Why All the Higgs Hate? It's a 'Vanilla' Boson
astroengine writes "Decades of searching and a 7.5 billion Euro particle accelerator later, why is everyone so down on one of the biggest discoveries of the century? Well, as the evidence strengthens for a bona fide signal of a 'Standard Model' Higgs boson with a mass of 125 GeV, many scientists are disappointed that the discovery of an 'ordinary' — or 'vanilla' according to Caltech cosmologist Sean Carroll — Higgs removes any doubt for more exotic physics beyond the Standard Model. It's a strange juxtaposition; a profound discovery that's also an anticlimax. But to confirm the identity of the Higgs candidate, LHC physicists still need to measure the particle's spin. 'Until we can confidently tie down the particle's spin,' said CERN Research Director Sergio Bertolucci at this week's Rencontres de Moriond conference in Italy, 'the particle will remain Higgs-like. Only when we know that is has spin-zero will we be able to call it a Higgs.'"
This is pretty much the same sentiment expressed at the end of the 19th century. Considering we don't even know what the majority of the mass in the universe consists of - just something 'dark' - I think it's premature.
Why are you on Slashdot tonight instead of working to help the infected Italians?
My God, it's Full of Source!
OUTSIDE_IP=$(dig +short my.ip @outsideip.net)
I disagree with your conclusions; it's very much like the statement that has been (erroneously) attributed to Charles Holland Duell: ""Everything that can be invented has been invented."
The actual fact of the matter is that there are some string theorist who are deeply unhappy with the idea of a Higgs being discovered (the jury is technically still out, BTW, until the data analysis is more complete and more experiments run). The reason for this is that the mathematics involved in their theories make them falsifiable by the discovery of a Higgs.
No physicist likes the idea that something they've been spending their life working on for the last 40 years might turn out to be nothing more than some nice mathematics with no relationship to actual reality.

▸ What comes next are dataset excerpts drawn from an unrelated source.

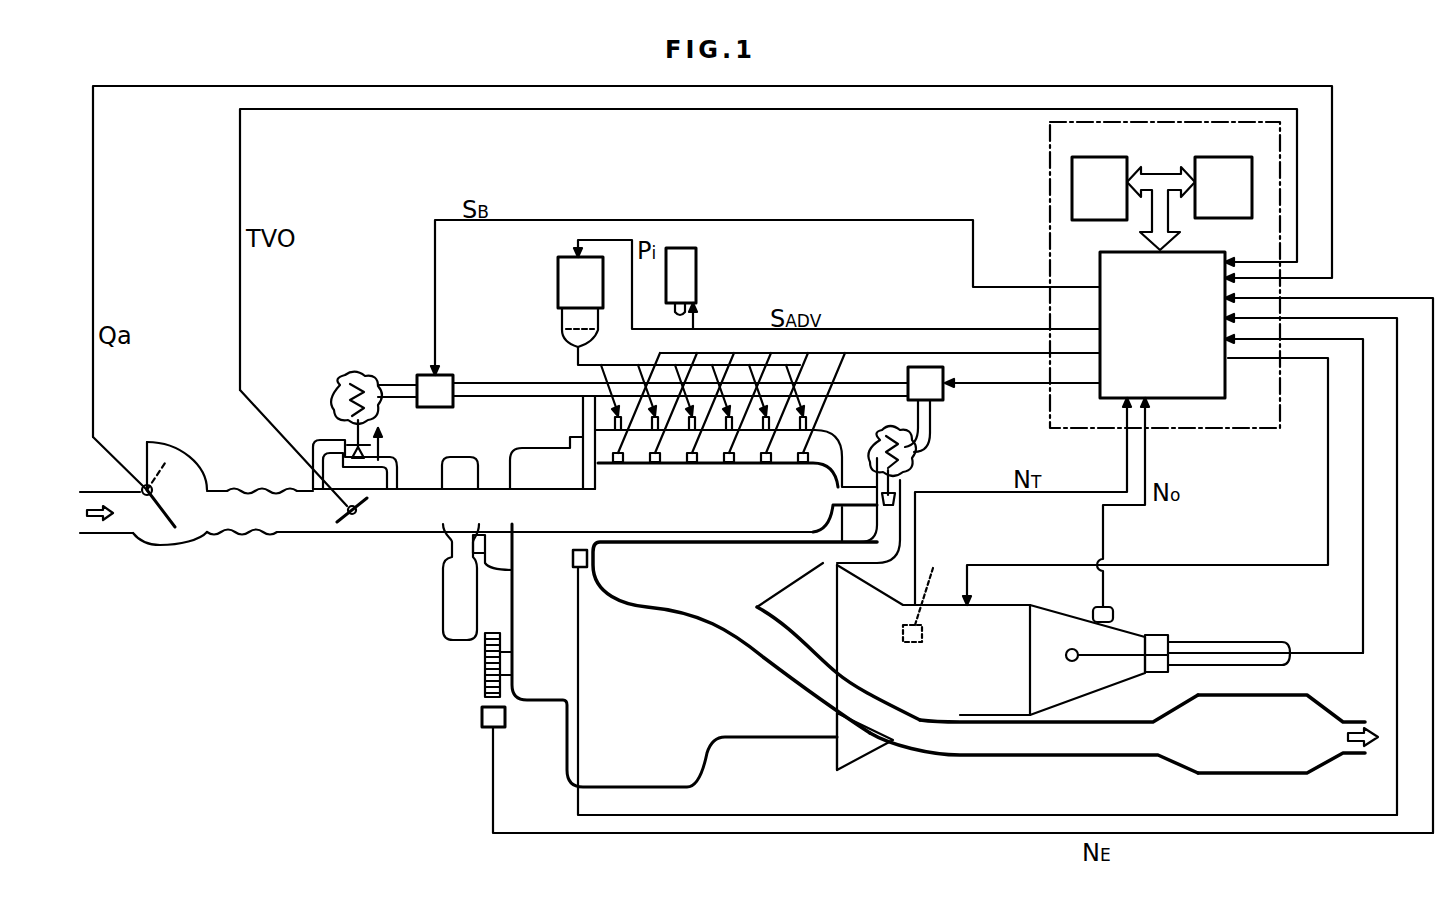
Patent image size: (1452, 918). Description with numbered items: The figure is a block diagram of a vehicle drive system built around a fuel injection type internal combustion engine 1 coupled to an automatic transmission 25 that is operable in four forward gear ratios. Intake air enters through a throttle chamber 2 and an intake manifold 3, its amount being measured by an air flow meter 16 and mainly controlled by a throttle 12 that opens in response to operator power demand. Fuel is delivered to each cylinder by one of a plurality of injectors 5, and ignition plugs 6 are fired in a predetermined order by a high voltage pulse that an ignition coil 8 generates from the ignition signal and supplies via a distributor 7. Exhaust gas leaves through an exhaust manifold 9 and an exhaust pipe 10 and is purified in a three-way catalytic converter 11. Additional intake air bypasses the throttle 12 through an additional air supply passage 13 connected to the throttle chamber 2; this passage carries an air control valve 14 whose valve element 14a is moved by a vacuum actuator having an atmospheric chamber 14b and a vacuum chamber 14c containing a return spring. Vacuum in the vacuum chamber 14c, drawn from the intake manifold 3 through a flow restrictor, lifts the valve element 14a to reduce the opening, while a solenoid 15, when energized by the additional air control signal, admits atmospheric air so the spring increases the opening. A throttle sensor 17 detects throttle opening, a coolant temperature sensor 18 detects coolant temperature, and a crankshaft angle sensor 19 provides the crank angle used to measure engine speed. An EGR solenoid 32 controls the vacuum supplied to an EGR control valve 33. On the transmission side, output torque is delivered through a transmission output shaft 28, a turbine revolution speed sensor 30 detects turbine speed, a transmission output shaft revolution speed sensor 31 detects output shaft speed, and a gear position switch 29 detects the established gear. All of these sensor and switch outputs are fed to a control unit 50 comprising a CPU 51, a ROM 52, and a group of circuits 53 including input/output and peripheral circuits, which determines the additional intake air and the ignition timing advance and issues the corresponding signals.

The internal combustion engine 1 is at (517, 447).
The throttle chamber 2 is at (312, 524).
The intake manifold 3 is at (715, 510).
The injectors 5 is at (618, 463).
The ignition plugs 6 is at (593, 427).
The distributor 7 is at (558, 290).
The ignition coil 8 is at (696, 275).
The exhaust manifold 9 is at (712, 595).
The exhaust pipe 10 is at (1015, 745).
The three-way catalytic converter 11 is at (1258, 749).
The throttle 12 is at (349, 528).
The additional air supply passage 13 is at (390, 448).
The air control valve 14 is at (338, 409).
The valve element 14a is at (345, 445).
The atmospheric chamber 14b is at (340, 410).
The vacuum chamber 14c is at (355, 376).
The solenoid 15 is at (453, 372).
The air flow meter 16 is at (160, 518).
The throttle sensor 17 is at (357, 524).
The coolant temperature sensor 18 is at (573, 560).
The crankshaft angle sensor 19 is at (482, 717).
The automatic transmission 25 is at (1005, 590).
The transmission output shaft 28 is at (1218, 640).
The gear position switch 29 is at (1076, 661).
The turbine revolution speed sensor 30 is at (929, 593).
The transmission output shaft revolution speed sensor 31 is at (1115, 610).
The EGR solenoid 32 is at (947, 400).
The EGR control valve 33 is at (932, 462).
The control unit 50 is at (1048, 183).
The CPU 51 is at (1115, 204).
The ROM 52 is at (1240, 204).
The group of circuits 53 is at (1180, 339).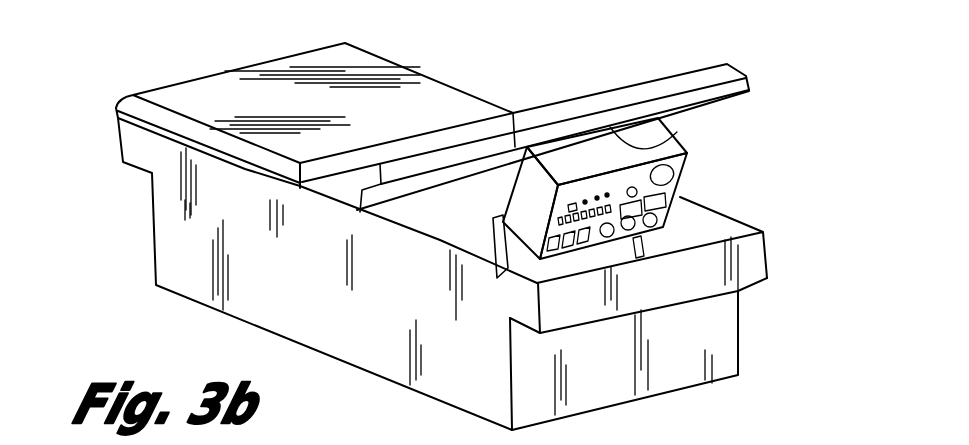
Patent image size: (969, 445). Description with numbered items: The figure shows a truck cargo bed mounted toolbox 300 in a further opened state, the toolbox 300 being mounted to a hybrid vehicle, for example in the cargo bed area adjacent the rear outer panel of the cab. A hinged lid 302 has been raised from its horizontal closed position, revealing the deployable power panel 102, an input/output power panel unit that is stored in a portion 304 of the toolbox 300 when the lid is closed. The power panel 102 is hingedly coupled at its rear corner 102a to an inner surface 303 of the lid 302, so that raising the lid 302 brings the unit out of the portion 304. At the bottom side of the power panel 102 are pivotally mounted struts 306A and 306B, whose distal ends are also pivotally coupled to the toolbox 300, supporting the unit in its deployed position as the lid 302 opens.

The toolbox 300 is at (540, 84).
The hinged lid 302 is at (723, 62).
The inner surface 303 is at (483, 155).
The portion 304 is at (738, 331).
The strut 306A is at (493, 241).
The strut 306B is at (713, 213).
The deployable power panel 102 is at (685, 167).
The rear corner 102a is at (674, 148).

This generally doesn't bother mathematicians, but physicists are all about trying to describe objective reality, and they are unlikely to quietly say "You sank my battleship" and walk away from the game board.
So there is some understandable pushback on the idea from people with a vested interest in there being no Higgs.
Science of the 21st century will be less about discovering what we can do and more about what we can't. We'll find that that there aren't any radical exotic physics left to discover...
Dark Matter: makes up ~23% of the mass of the universe and we have no clue what it's fundamental nature is. Then there is Dark energy which makes up ~73% and is accelerating the expansion of the universe. So given that practically all science to date has been regarding 4% of the universe and there is 96% of if out there (that we know of so far) with a nature we simply do not yet understand I can tell you that we know for 100% certainty that there is some "radical, exotic physics" left to discover. What I cannot tell you is its nature nor whether we'll discover it in the 21st century but we know it's there. Even if you don't yet believe in Dark Matter the largely discredited alternative theories to explain the observations involve corrections to Newtonian dynamics and/or gravity which is even more "radical and exotic".